Audience publique du vingt -et-un janvier deux mille seize.
Numéro 39696 du rôle
Présents: Carlo HEYARD, président de chambre, Ria LUTZ, premier conseiller, Rita BIEL, conseiller, Isabelle HIPPERT, greffier.
E n t r e :
A, demeurant à F -(…),
appelant aux termes d’un exploit de l’huissier de justice Martine LISÉ de Luxembourg du 7 février 2013,
comparant par Maître Jean -Marie BAULER, avocat à la Cour à Luxembourg,
e t :
la société anonyme B S.A., établie et ayant son siège social à L-(…), représentée par son conseil d'administration actuellement en fonctions,
intimée aux fins du susdit exploit LISÉ ,
comparant par Maître Patrick WEINACHT , avocat à la Cour à Luxembourg.
2 LA COUR D'APPEL:
Vu l’ordonnance de clôture de l’instruction du 27 octobre 2015.

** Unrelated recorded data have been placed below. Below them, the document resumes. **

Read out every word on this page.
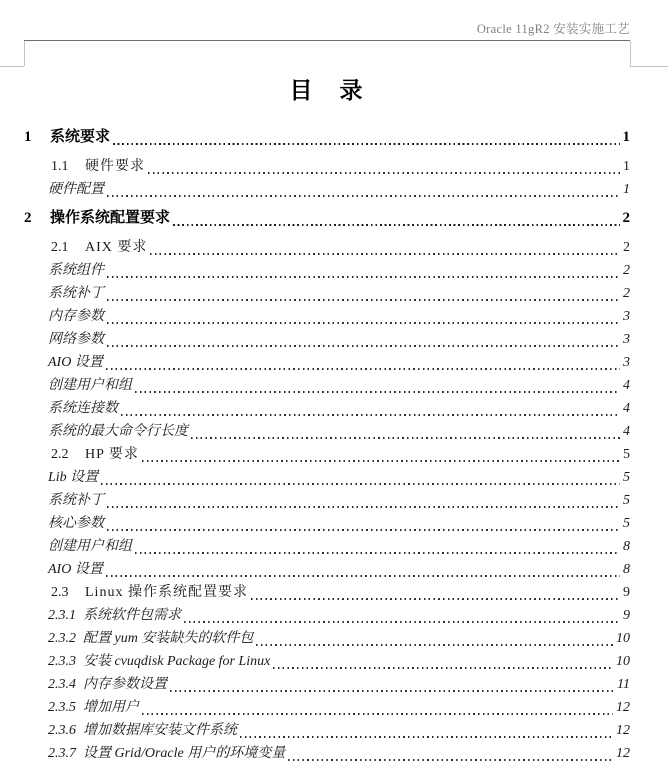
Oracle 11gR2 安装实施工艺
目　录
1	系统要求	1
1.1	硬件要求	1
硬件配置	1
2	操作系统配置要求	2
2.1	AIX 要求	2
系统组件	2
系统补丁	2
内存参数	3
网络参数	3
AIO 设置	3
创建用户和组	4
系统连接数	4
系统的最大命令行长度	4
2.2	HP 要求	5
Lib 设置	5
系统补丁	5
核心参数	5
创建用户和组	8
AIO 设置	8
2.3	Linux 操作系统配置要求	9
2.3.1 系统软件包需求	9
2.3.2 配置 yum 安装缺失的软件包	10
2.3.3 安装 cvuqdisk Package for Linux	10
2.3.4 内存参数设置	11
2.3.5 增加用户	12
2.3.6 增加数据库安装文件系统	12
2.3.7 设置 Grid/Oracle 用户的环境变量	12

Ouï le magistrat de la mise en état en son rapport oral à l’audience.
Au service de la société B depuis le 6 février 2012, d’abord en qualité d’assistant qualité et ensuite d’ingénieur qualité, A a, par requête du 16 septembre 2010, demandé au tribunal du travail de Luxembourg de constater que son employeur a procédé à une modification substantielle de ses conditions de travail le 11 mai 2010, modification qui doit s’analyser en un licenciement abusif, de sorte qu’il réclama de ce chef le paiement des indemnités plus amplement détaillées dans la prédite requête.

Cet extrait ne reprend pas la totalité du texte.